We are dealing with a very complex structure made up of several elements. The tall residential buildings to the south, which are visible from afar, are less successful, because of their monotonous appearance. While the design provides ample living space, it has not aged well. However, this criticism does not apply to other parts of the complex, such as the large northern section.
A few steps further to the north-west, we come across a long brick façade – the backside of the famous Augustiner Brewery on Westendstrasse.
The brickwork stretches endlessly. What a sight!
Yes, you could call it the “Great Wall“ of the Westend. Very impressive. What's fascinating here is the stark contrast between two urban planning principles. On the southern side of the street, you have the small-scale structure of the inner Westend, mostly houses built in the last decades of the 19th century.

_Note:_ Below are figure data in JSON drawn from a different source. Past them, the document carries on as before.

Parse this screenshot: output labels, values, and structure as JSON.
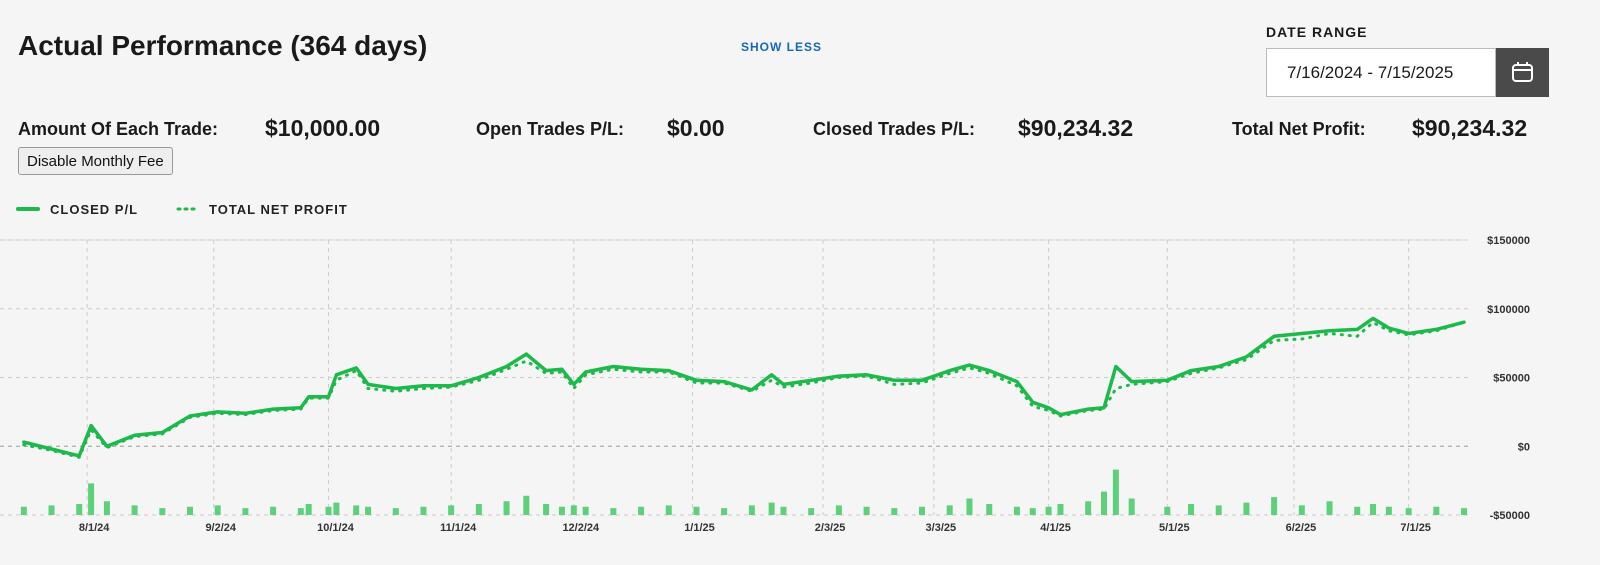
{
  "header": {
    "title": "Actual Performance (364 days)",
    "toggle": "SHOW LESS",
    "date_range_label": "DATE RANGE",
    "date_range": "7/16/2024 - 7/15/2025"
  },
  "stats": [
    {
      "label": "Amount Of Each Trade:",
      "value": "$10,000.00"
    },
    {
      "label": "Open Trades P/L:",
      "value": "$0.00"
    },
    {
      "label": "Closed Trades P/L:",
      "value": "$90,234.32"
    },
    {
      "label": "Total Net Profit:",
      "value": "$90,234.32"
    }
  ],
  "button": "Disable Monthly Fee",
  "chart_data": {
    "type": "line",
    "x": [
      "7/16/24",
      "7/23/24",
      "7/30/24",
      "8/2/24",
      "8/6/24",
      "8/13/24",
      "8/20/24",
      "8/27/24",
      "9/3/24",
      "9/10/24",
      "9/17/24",
      "9/24/24",
      "9/26/24",
      "10/1/24",
      "10/3/24",
      "10/8/24",
      "10/11/24",
      "10/18/24",
      "10/25/24",
      "11/1/24",
      "11/8/24",
      "11/15/24",
      "11/20/24",
      "11/25/24",
      "11/29/24",
      "12/2/24",
      "12/5/24",
      "12/12/24",
      "12/19/24",
      "12/26/24",
      "1/2/25",
      "1/9/25",
      "1/16/25",
      "1/21/25",
      "1/24/25",
      "1/31/25",
      "2/7/25",
      "2/14/25",
      "2/21/25",
      "2/28/25",
      "3/7/25",
      "3/12/25",
      "3/17/25",
      "3/24/25",
      "3/28/25",
      "4/1/25",
      "4/4/25",
      "4/11/25",
      "4/15/25",
      "4/18/25",
      "4/22/25",
      "5/1/25",
      "5/7/25",
      "5/14/25",
      "5/21/25",
      "5/28/25",
      "6/4/25",
      "6/11/25",
      "6/18/25",
      "6/22/25",
      "6/26/25",
      "7/1/25",
      "7/8/25",
      "7/15/25"
    ],
    "series": [
      {
        "name": "CLOSED P/L",
        "color": "#1db94a",
        "line_style": "solid",
        "values": [
          3000,
          -2000,
          -7000,
          15000,
          0,
          8000,
          10000,
          22000,
          25000,
          24000,
          27000,
          28000,
          36000,
          36000,
          52000,
          57000,
          45000,
          42000,
          44000,
          44000,
          50000,
          58000,
          67000,
          55000,
          56000,
          45000,
          54000,
          58000,
          56000,
          55000,
          48000,
          47000,
          41000,
          52000,
          45000,
          48000,
          51000,
          52000,
          48000,
          48000,
          55000,
          59000,
          55000,
          47000,
          32000,
          28000,
          23000,
          27000,
          28000,
          58000,
          47000,
          48000,
          55000,
          58000,
          65000,
          80000,
          82000,
          84000,
          85000,
          93000,
          86000,
          82000,
          85000,
          90234.32
        ]
      },
      {
        "name": "TOTAL NET PROFIT",
        "color": "#1db94a",
        "line_style": "dotted",
        "values": [
          1000,
          -3000,
          -8000,
          12000,
          -1000,
          7000,
          9000,
          21000,
          24000,
          23000,
          26000,
          27000,
          35000,
          35000,
          48000,
          55000,
          42000,
          40000,
          42000,
          43000,
          48000,
          56000,
          62000,
          53000,
          54000,
          42000,
          52000,
          56000,
          54000,
          54000,
          46000,
          46000,
          40000,
          48000,
          43000,
          46000,
          50000,
          51000,
          45000,
          46000,
          53000,
          57000,
          53000,
          44000,
          29000,
          26000,
          22000,
          26000,
          27000,
          42000,
          45000,
          47000,
          53000,
          57000,
          63000,
          77000,
          78000,
          82000,
          80000,
          90000,
          84000,
          81000,
          84000,
          90234.32
        ]
      }
    ],
    "bars": {
      "color": "#5dd07a",
      "values": [
        -44000,
        -43000,
        -42000,
        -27000,
        -40000,
        -43000,
        -45000,
        -44000,
        -43000,
        -45000,
        -44000,
        -45000,
        -42000,
        -44000,
        -41000,
        -43000,
        -44000,
        -45000,
        -44000,
        -43000,
        -42000,
        -40000,
        -36000,
        -42000,
        -44000,
        -43000,
        -44000,
        -45000,
        -44000,
        -43000,
        -44000,
        -45000,
        -43000,
        -41000,
        -44000,
        -45000,
        -43000,
        -44000,
        -45000,
        -44000,
        -43000,
        -38000,
        -42000,
        -44000,
        -45000,
        -44000,
        -42000,
        -40000,
        -33000,
        -17000,
        -38000,
        -44000,
        -42000,
        -43000,
        -41000,
        -37000,
        -43000,
        -40000,
        -44000,
        -42000,
        -44000,
        -45000,
        -44000,
        -45000
      ]
    },
    "xlim": [
      "7/12/24",
      "7/16/25"
    ],
    "xticks": [
      "8/1/24",
      "9/2/24",
      "10/1/24",
      "11/1/24",
      "12/2/24",
      "1/1/25",
      "2/3/25",
      "3/3/25",
      "4/1/25",
      "5/1/25",
      "6/2/25",
      "7/1/25"
    ],
    "ylim": [
      -50000,
      150000
    ],
    "yticks": [
      {
        "value": 150000,
        "label": "$150000"
      },
      {
        "value": 100000,
        "label": "$100000"
      },
      {
        "value": 50000,
        "label": "$50000"
      },
      {
        "value": 0,
        "label": "$0"
      },
      {
        "value": -50000,
        "label": "-$50000"
      }
    ],
    "grid": true,
    "legend": "top-left"
  }
}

Opposite them stands this massive brewery block from the 1880s. With its 200-meter-long façade and fortress-like presence, the brewery is completely sealed off from the outside world. This aligns perfectly with Augustiner’s image. It's the last major brewery still brewing in Munich, resisting the dominance of large brewing corporations. In a way, Augustiner is like the rebellious Gallic village in the Roman Empire of beer – and this site reflects that spirit.
We walk through the central Westend until we reach the Ledigenheim (single quarters) on Gollierplatz (square).

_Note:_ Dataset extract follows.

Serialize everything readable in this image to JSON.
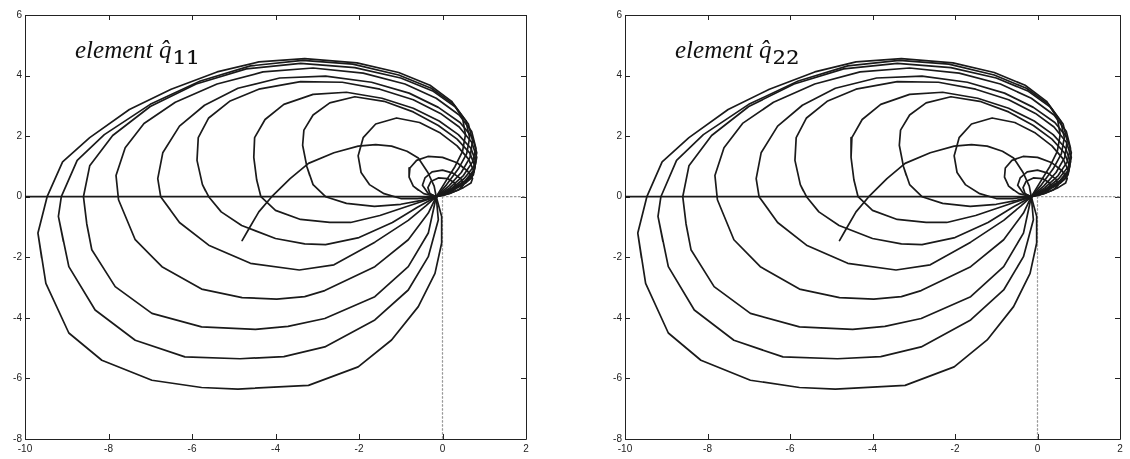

Another striking brick building stands before us.
Indeed. What a magnificent structure! The famous Ledigenheim by Theodor Fischer from 1927 is a prime example of Neue Sachlichkeit (New Objectivity) architecture. In my opinion, it is one of the best buildings in Munich. Fischer was not just an architect, but also an urban planner. This building was conceived as a kind of residential home for young craftsmen, labourers and employees, offering a large number of small, well-lit rooms that adhered to the hygienic principles of the time. Hygiene was a major concern in 1920s urban planning, much like sustainability is today.
The design reflects this, with several wings forming a cohesive street-facing structure that defines the street space. One particularly interesting feature is the recessed central tower in the courtyard, which visually segments the building and prevents the street façade from feeling overwhelming despite its seven storeys. And then the entrance is also worth mentioning – rather than leading directly onto the street, it opens into a semi-covered transition space between the hectic street outside and the sheltered interior of the building.
Three streets further, on Ganghoferstrasse, we reach the final stop of our architectural tour: a vast residential complex with a trapezoidal floor plan.
This complex dates from the same period, from 1928. What can you tell us about it?
The building was designed by the Munich architect Otho Orlando Kurz and is a great example of large-scale co-operative housing. The façade along the street appears relatively simple and uniform, but the architectural finesse is evident at the corners: Here, Kurz has incorporated balconies, curves and bay windows to break up the block and give it an architectural face.
Are there any elements that you consider particularly successful?
Despite its massive size, the building blends in quite well with the small-scale structure of the neighbourhood, also thanks to the shops on the ground floor. The entire building also benefits from its large, green inner courtyard. As closed off as the complex appears from the outside, it is quite open on the inside. Kurz and this building could be categorised as “conservative modernism“: Although the principles of modernism were basically adopted, they remained rather traditional in their expression. And this makes the building very typical of Munich.